18 Feb 2019 - {{hitsCtrl.values.hits}}      

  • Taxes to govt. at Rs.29.1 bn in 4Q; Rs.112.4 bn for full year 
  • Estimates 2018 smuggled cigarette market at 510mn sticks

 

 

Sales slowed at Sri Lanka’s monopoly cigarette player, Ceylon Tobacco PLC (CTC), during the December quarter (4Q18), as CTC had to jack up prices of some of its products, as a result of the government hiking taxes in August 2018.


CTC said that led to a 3.2 percent decline in volumes during 4Q18 compared to the same period, last year.


Higher cigarette prices however saw the company recording a turnover of Rs.37.8 billion compared to Rs.35.1 billion reported for the same quarter a year ago.
Total indirect taxes to the government from CTC, excluding income taxes, for the quarter under review rose to Rs.29.1 billion from Rs.27.4 billion a year ago.
The company earnings for the December quarter improved to Rs.28.11 per share or Rs.5.3 billion compared to Rs.24 per share or Rs.4.5 billion a year ago.
Meanwhile, for the year ended December 31, 2018 (FY18), CTC reported earnings of Rs.90.77 a share or Rs.17 billion compared to earnings of Rs.77.87 a share or Rs.14.6 billion reported for FY17.


The sales for the FY18 rose to Rs.145.3 billion compared to Rs.138.5 billion a year ago. 

 

 

Total indirect taxes to the government from CTC, excluding income taxes for FY18 was Rs.112.4 billion compared to Rs.107.4 billion in FY17.
CTC experienced a recovery in sales during the first two quarters of this year, after the 43 percent excise duty increase in the fourth quarter of 2016, which led to substantial price increases.


After a hiatus of about 21 months, the government announced a Rs.3.80 per stick excise duty increase with effect from August 21, 2018, on 72mm and 84mm cigarettes, which led CTC to raise the prices of its most popular cigarette brand by Rs.5.00. 


This resulted in a 14.2 percent volume decline in 3Q18.
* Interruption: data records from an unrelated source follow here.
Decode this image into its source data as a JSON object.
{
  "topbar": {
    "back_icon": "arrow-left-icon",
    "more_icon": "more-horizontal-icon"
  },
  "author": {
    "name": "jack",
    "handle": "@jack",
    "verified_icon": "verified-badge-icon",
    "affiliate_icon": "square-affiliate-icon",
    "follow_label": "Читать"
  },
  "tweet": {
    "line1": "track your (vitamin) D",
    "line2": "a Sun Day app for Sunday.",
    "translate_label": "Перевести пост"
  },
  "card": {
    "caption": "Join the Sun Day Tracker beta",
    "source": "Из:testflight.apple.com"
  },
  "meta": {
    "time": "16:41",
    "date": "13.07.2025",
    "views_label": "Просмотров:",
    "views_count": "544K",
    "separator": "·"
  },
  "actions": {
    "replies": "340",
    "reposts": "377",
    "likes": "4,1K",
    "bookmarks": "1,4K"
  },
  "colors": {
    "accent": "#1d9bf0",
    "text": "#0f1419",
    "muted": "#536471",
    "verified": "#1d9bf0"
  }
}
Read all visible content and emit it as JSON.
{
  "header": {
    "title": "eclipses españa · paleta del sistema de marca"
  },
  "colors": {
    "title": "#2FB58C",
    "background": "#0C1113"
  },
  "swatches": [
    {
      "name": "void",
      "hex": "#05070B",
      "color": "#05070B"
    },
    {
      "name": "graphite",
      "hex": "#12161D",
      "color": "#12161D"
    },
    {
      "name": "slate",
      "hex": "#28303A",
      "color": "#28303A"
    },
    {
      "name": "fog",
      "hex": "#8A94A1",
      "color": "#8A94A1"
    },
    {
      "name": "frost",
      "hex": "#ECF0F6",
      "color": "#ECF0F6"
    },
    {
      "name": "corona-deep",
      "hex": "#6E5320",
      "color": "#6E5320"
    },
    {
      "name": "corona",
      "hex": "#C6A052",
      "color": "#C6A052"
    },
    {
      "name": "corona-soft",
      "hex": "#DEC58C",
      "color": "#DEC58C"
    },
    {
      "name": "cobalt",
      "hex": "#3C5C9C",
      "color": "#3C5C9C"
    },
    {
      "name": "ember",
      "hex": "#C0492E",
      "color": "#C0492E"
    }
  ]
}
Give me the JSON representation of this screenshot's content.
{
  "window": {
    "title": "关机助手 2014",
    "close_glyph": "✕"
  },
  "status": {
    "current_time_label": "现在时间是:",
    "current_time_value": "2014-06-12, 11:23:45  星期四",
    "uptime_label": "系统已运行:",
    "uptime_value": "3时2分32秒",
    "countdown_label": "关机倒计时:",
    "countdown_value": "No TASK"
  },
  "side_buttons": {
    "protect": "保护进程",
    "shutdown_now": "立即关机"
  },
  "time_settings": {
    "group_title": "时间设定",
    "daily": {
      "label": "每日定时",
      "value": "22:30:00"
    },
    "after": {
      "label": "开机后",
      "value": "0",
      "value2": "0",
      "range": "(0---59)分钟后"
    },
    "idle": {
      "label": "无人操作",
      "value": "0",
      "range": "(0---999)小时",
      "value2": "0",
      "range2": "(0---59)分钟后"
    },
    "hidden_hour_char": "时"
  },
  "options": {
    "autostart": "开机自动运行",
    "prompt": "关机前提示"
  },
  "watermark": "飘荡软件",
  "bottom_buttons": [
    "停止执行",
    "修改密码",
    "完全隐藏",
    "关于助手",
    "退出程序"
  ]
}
CTC noted that the growth in low-taxed products such as ‘beedi’ and smuggled illicit cigarettes remained a key threat to government revenue contribution from the regulated tobacco industry.


CTC estimates the smuggled illegal cigarette market of the country in 2018 at 510 million sticks and the beedi market at 4.8 billion sticks. 


Beedi is awfully cheap, priced at Rs.5.00 a stick—still Rs.15.00 cheaper than the lowest priced legitimate cigarette in the country. 


British American Tobacco Holdings (Sri Lanka) BV holds an 84.13 percent stake in CTC, while the world’s largest cigarette maker Philip Morris has 8.32 percent stake in CTC, being the second largest shareholder. 


The directors recommend a third interim dividend of Rs.15.77 per share for 2018, subject to the approval of the shareholders at the Annual General Meeting to be held shortly.